サッカー日本代表PRESSBACK NUMBER
久保建英、だけじゃない日本の論点。
“変則招集”を将来に繋げるために。
posted2019/05/28 11:00
text by
戸塚啓Kei Totsuka
photograph by
AFLO
キリンチャレンジカップ(KCC)とコパ・アメリカ(南米選手権)に挑む日本代表の6月シリーズで、最重要人物と目されるのは久保建英である。
所属するFC東京で周囲を納得させてきた彼にとって、今回の招集は日本代表に定着できるかどうかのサバイバルだ。
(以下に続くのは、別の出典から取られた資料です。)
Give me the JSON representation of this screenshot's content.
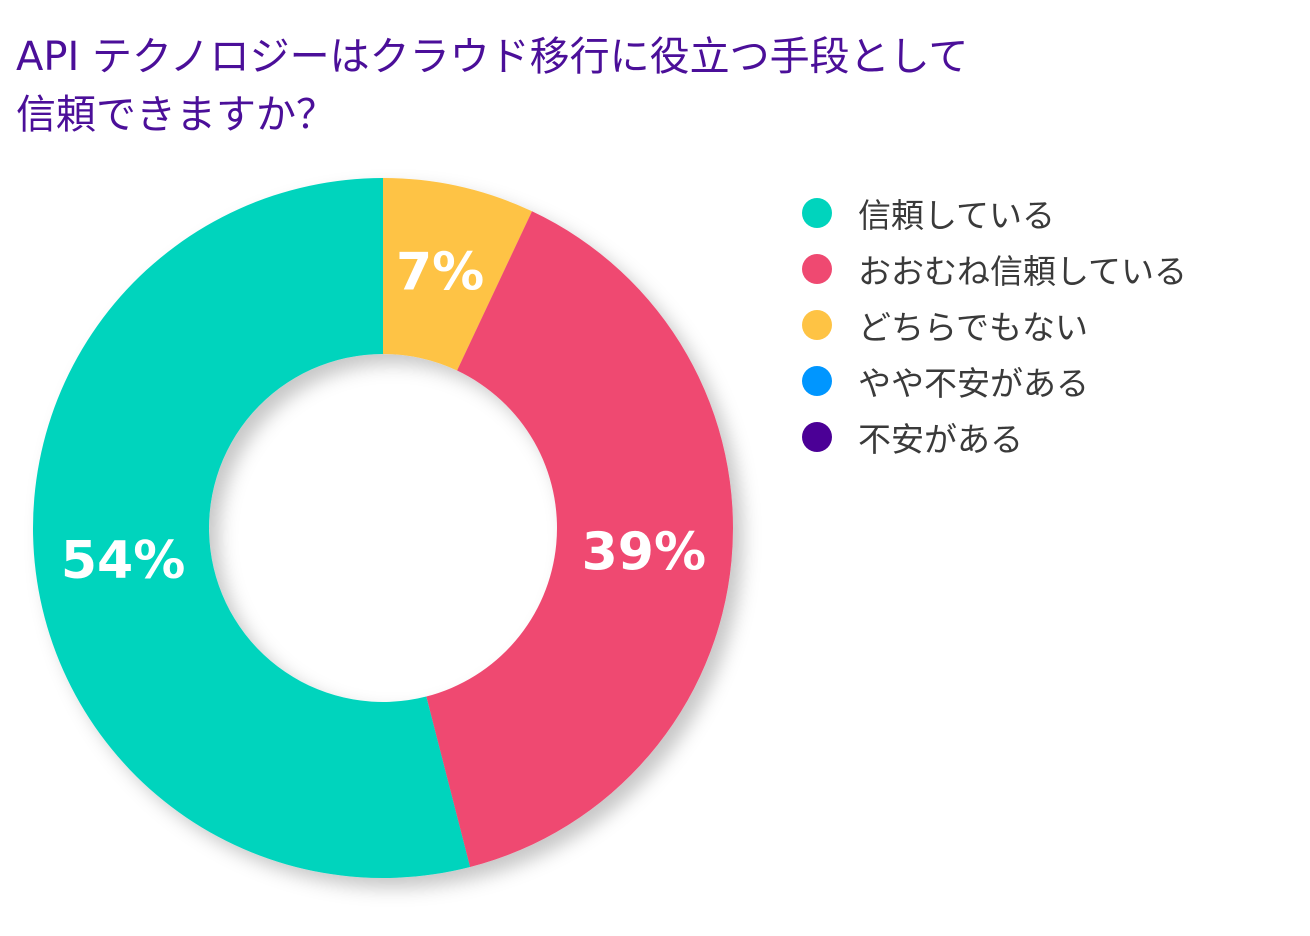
{
  "title_lines": [
    "API テクノロジーはクラウド移行に役立つ手段として",
    "信頼できますか？"
  ],
  "chart_data": {
    "type": "pie",
    "title": "API テクノロジーはクラウド移行に役立つ手段として信頼できますか？",
    "donut": true,
    "start": "top",
    "direction": "clockwise",
    "legend_position": "right",
    "categories": [
      "信頼している",
      "おおむね信頼している",
      "どちらでもない",
      "やや不安がある",
      "不安がある"
    ],
    "values": [
      54,
      39,
      7,
      0,
      0
    ],
    "colors": [
      "#00d4bd",
      "#ef4971",
      "#fec344",
      "#0096ff",
      "#4b0096"
    ],
    "slice_order": [
      2,
      1,
      0
    ],
    "data_labels": [
      "54%",
      "39%",
      "7%",
      "",
      ""
    ],
    "unit": "%"
  }
}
6月5日にトリニダード・トバゴと、9日にエルサルバドルと対戦する日本代表は、森保一監督の就任とともに構築されてきたチームの延長線上にある。3月以来の活動の主眼は、9月開幕予定のカタールW杯予選へ向けた強化だ。
コパ・アメリカのチームは、まったく異なる性格を帯びる。アジアサッカー連盟ではなく南米連盟主催の公式戦であり、国際Aマッチウィークに開催されないこの大会は、日本サッカー協会がクラブに優先して選手の拘束力を持てない。国内のJ1リーグも中断されない。
勝利を目指すメンバー構成ではない。
選手の招集に様々なハードルがあるなかで、森保監督は東京五輪世代を主体としたチーム編成に着地した。直前の2試合でロシアW杯以来の代表復帰を果たす川島永嗣と岡崎慎司に加え、植田直通、冨安健洋、柴崎岳、中島翔哉がKCCに続いて選出されているが、コパ・アメリカのメンバーには初代表の選手が13人も含まれる。
KCCで初めて日本代表に合流する大迫敬介、中山雄太、久保も、現時点では国際Aマッチ出場がない。昨年のテストマッチで招集を受けた伊藤達哉も、日本代表のピッチは未体験だ。
コパ・アメリカのホストを務めるブラジルは、ネイマールを筆頭にベストと言っていいセレクトをしている。アルゼンチンもリオネル・メッシがチームをけん引する。ウルグアイやチリも、主力を送り込んでくるだろう。
母国の威信を賭けた戦いでは、剥き出しの闘志がぶつかり合う。出場するすべての国は、アジアへ遠征して行うテストマッチとまったく違う表情を見せる。
海外組を交えたフルメンバーで参加しても、日本は苦戦は免れない。ウルグアイ、チリ、エクアドルとのグループリーグで、勝点1でもつかめたら評価できる大会である。川島、岡崎、柴崎らの経験者が支えになるとしても、東京五輪世代を大量招集した編成で勝利は望めない。